Setengah Hati Pembatasan WhatsApp

Ilustrasi pengguna WhatsApp
Sumber :
  • Instagram/@maurovianzedc7

VIVA – Hoax makin deras bertebaran di media sosial memang benar adanya. Sejak tahun lalu hingga purnama perdana 2019, hoax masih tumbuh subur, terlebih dalam masa tahun politik seperti saat ini.

Data Kementerian Komunikasi dan Informatika menunjukkan, hoax terkait Pileg dan Pilpres 2019 sepanjang tahun lalu menunjukkan tren peningkatan dari bulan ke bulan. Makin mendekati waktu coblosan, jumlah hoax makin meningkat. 

Kominfo tak tinggal diam. Kementerian tersebut putar otak untuk menyasar jalur penyebaran hoax, salah satunya aplikasi pesan instan populer WhatsApp. 

Pada Senin 21 Januari 2019, secara mendadak Kominfo dan WhatsApp mengumumkan, pembatasan pesan terusan (forward) maksimal 5 kali. Sebelumnya, pengguna WhatsApp tak dibatasi meneruskan pesan pada kontak mereka. Namun mengingat hoax menjadi tantangan dunia, WhatsApp mencoba membatasi penerusan pesan. Bukan langsung maksimal 5 kali, tapi awalnya dibatasi 20 pesan terusan per hari. 

Pengumuman pembatasan pesan terusan maksimal 5 kali di Indonesia itu sekaligus menandai pembatasan tersebut secara global. Sebab pada awal pekan ini, pengguna aplikasi instan milik Facebook di seluruh dunia, sudah merasakan pembatasan tersebut. 

Menteri Komunikasi dan Informatika, Rudiantara menyambut baik maksud WhatsApp tersebut. Dengan membatasi pesan terusan, platform tersebut tidak hanya sekadar memikirkan bisnis, namun juga berkontribusi menjaga keadaan kondusif negara menjelang Pemilu 2019.
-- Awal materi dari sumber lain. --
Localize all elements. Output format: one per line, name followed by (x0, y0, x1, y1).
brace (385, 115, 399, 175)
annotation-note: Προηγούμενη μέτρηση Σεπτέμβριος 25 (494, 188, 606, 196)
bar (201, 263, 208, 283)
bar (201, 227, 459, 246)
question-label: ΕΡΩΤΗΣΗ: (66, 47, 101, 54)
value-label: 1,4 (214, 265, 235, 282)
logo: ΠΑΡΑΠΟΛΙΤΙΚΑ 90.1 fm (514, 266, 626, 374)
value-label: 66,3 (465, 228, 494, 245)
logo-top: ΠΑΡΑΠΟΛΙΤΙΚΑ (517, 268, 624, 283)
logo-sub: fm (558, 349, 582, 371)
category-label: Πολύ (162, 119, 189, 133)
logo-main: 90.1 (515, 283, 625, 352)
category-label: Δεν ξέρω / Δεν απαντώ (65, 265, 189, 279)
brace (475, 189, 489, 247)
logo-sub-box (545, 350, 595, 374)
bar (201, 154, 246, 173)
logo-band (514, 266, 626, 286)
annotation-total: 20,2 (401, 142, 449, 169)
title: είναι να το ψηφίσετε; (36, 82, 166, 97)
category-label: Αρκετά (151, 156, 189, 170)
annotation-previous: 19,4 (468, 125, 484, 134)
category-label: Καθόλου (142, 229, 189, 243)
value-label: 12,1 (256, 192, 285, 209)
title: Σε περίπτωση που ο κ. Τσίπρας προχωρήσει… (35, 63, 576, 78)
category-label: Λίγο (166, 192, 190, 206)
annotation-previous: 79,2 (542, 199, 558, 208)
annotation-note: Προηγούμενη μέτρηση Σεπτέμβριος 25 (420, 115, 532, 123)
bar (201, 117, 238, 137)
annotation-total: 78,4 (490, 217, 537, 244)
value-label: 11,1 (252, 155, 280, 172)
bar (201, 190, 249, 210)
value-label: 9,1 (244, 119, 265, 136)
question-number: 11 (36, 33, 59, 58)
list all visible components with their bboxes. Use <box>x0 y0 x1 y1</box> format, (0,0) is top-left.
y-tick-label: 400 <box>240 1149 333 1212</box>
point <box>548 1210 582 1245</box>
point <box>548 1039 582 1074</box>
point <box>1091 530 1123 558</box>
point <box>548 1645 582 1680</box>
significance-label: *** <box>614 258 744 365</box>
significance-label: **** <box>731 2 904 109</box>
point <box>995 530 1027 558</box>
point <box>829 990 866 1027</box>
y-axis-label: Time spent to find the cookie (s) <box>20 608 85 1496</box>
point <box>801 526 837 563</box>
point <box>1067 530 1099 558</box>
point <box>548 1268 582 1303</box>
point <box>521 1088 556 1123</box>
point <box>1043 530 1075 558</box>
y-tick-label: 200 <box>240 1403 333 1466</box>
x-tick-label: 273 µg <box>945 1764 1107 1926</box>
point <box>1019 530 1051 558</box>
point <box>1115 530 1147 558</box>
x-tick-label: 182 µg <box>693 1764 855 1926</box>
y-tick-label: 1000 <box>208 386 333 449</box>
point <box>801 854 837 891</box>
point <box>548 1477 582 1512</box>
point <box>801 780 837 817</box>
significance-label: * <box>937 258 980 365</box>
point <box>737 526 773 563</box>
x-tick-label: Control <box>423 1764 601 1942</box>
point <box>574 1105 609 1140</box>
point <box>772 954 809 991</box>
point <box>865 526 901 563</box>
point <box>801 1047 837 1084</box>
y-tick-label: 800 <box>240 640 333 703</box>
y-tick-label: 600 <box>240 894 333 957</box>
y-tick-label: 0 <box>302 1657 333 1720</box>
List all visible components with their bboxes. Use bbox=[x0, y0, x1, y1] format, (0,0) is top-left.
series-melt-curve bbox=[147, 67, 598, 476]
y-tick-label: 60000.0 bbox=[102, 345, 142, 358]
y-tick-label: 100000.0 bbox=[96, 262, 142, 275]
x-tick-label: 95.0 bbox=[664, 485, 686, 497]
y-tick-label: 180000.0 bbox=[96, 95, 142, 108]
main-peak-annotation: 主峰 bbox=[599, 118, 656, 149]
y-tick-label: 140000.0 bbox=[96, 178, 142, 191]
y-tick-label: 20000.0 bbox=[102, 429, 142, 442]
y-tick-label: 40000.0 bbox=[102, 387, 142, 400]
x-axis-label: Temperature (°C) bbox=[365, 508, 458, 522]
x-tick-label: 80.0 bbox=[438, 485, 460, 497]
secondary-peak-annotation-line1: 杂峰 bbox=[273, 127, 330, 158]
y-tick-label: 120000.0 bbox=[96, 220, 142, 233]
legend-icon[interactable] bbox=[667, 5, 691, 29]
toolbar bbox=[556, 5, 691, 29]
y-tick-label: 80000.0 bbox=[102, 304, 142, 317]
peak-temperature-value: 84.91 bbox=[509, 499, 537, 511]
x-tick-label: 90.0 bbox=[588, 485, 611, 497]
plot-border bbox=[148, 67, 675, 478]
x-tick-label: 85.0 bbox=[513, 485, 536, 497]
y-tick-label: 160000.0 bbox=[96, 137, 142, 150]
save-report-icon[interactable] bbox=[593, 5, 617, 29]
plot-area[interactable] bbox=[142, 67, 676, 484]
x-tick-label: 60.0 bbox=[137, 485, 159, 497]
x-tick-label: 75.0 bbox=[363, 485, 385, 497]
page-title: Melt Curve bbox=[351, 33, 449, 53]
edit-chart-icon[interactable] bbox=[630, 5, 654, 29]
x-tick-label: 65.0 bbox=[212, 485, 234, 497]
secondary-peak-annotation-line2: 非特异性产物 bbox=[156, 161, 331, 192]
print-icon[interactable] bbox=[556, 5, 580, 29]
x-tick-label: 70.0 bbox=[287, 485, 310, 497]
"Kalau bicara matematika cara ini sudah lebih efektif. Karena yang sebelumnya pesan terusan tidak terbatas (unlimited), sedangkan yang terbaru ini kan hanya bisa lima. Jadi jauh ya bedanya," ujarnya di Gedung Kominfo, Jakarta Pusat, Senin 21 Januari 2019.

Pengumuman pembatasan pesan terusan di WhatsApp memang mendadak, tapi Kominfo sudah membahas hal ini sejak kuartal ketiga 2018. Dan diam-diam uji coba pembatasan pesan terusan ini dilakukan dua bulan terakhir. 

Vice President Public Policy and Communication WhatsApp, Victoria Grand mengatakan, memerangi berita buruk atau hoax di WhatsApp merupakan salah satu tantangan perusahaan. Indonesia bukan menjadi satu-satunya negara yang berdiskusi untuk menerapkan fitur ini, ada empat negara lainnya yang juga akan menerapkan. 

Victoria yakin, pembatasan ini bakal efektif meredam hoax di Indonesia. WhatsApp bukan sebatas ngomong saja, sebab cara ini sudah terlihat sukses di India. 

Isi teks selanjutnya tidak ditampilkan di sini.